Preparando os jovens alemães
Assim, o recorte abordado em A Fita Branca, dentro de uma comunidade pequena, ecoa no que se passou na Alemanha, como o narrador indica na sua abertura. Inadvertidamente, a sociedade preparava os jovens para se alinharem aos ideais fascistas que a maioria abraçaria anos depois. E o título do filme se refere a esse fenômeno, pois a fita branca representa a inocência. O pastor do filme coloca a fita branca em seus filhos para essa identificação, mas depois perceberá que eles já perderam a inocência.
E A Fita Branca mostra a perda da inocência de todo o país, a partir do microcosmo do vilarejo. Estávamos às vésperas da guerra mais sangrenta da história e algumas décadas antes do nazismo.
Grande vencedor no Festival de Cannes de 2009, A Fita Branca mantém a atenção pela bela narração do professor do vilarejo, e pela rápida sucessão de fatos que constroem esse cenário para uma violência ainda maior que estava por vir.
Ficha técnica:
A Fita Branca (Das weiße Band – Eine deutsche Kindergeschichte, 2009) Alemanha/Áustria/França/Itália/Canadá. 144 min. Dir/Rot: Michael Haneke.
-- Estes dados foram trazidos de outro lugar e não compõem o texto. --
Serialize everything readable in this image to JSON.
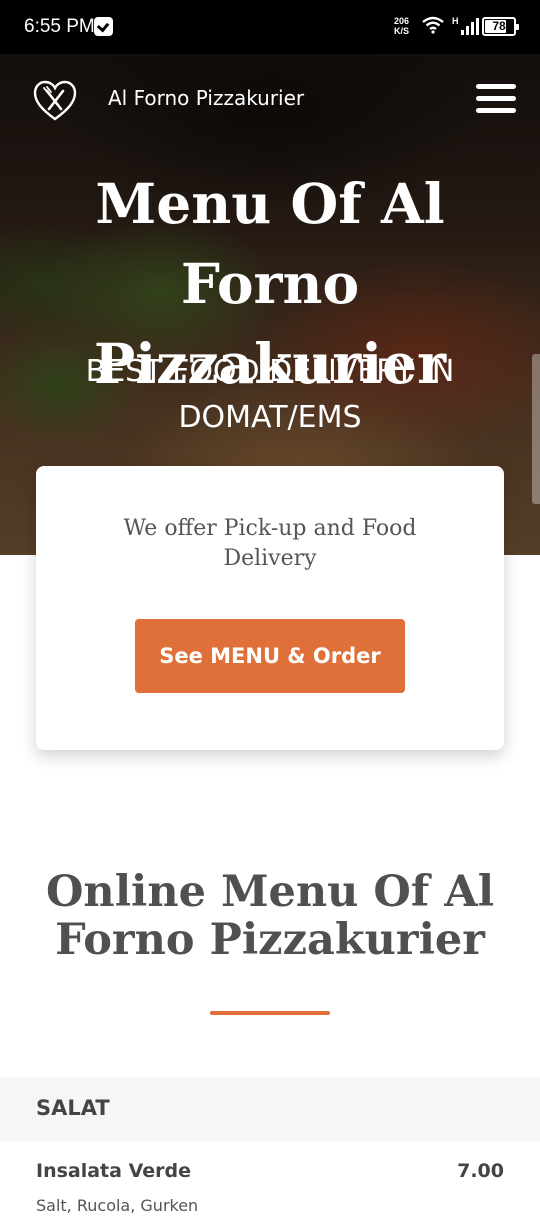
{
  "status_bar": {
    "time": "6:55 PM",
    "speed_value": "206",
    "speed_unit": "K/S",
    "network_type": "H",
    "battery_level": "78",
    "icons": [
      "vpn-key-icon",
      "wifi-icon",
      "signal-icon",
      "battery-icon"
    ]
  },
  "nav": {
    "brand": "Al Forno Pizzakurier",
    "logo_icon": "fork-knife-heart-icon",
    "menu_icon": "hamburger-menu-icon"
  },
  "hero": {
    "title": "Menu Of Al Forno Pizzakurier",
    "subtitle": "BEST FOOD DELIVERY IN DOMAT/EMS"
  },
  "card": {
    "text": "We offer Pick-up and Food Delivery",
    "button_label": "See MENU & Order"
  },
  "menu_section": {
    "title": "Online Menu Of Al Forno Pizzakurier",
    "categories": [
      {
        "name": "SALAT",
        "items": [
          {
            "name": "Insalata Verde",
            "price": "7.00",
            "description": "Salt, Rucola, Gurken"
          }
        ]
      }
    ]
  },
  "colors": {
    "accent": "#e0703a",
    "status_bar": "#000000",
    "category_bg": "#f6f6f6",
    "text_dark": "#444444"
  }
}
Elenco: Christian Friedel, Ernst Jacobi, Leonie Benesch, Ulrich Tukur, Ursina Lardi, Fion Mutert, Michael Kranz, Burghart Klaußner, Steffi Kühnert, Maria Dragus, Leonard Proxauf, Levin Henning, Johanna Busse, Thibault Sérié, Janina Fautz, Enno Trebs, Rainer Bock, Susanne Lothar, Roxane Duran, Detlev Buck, Marisa Growaldt.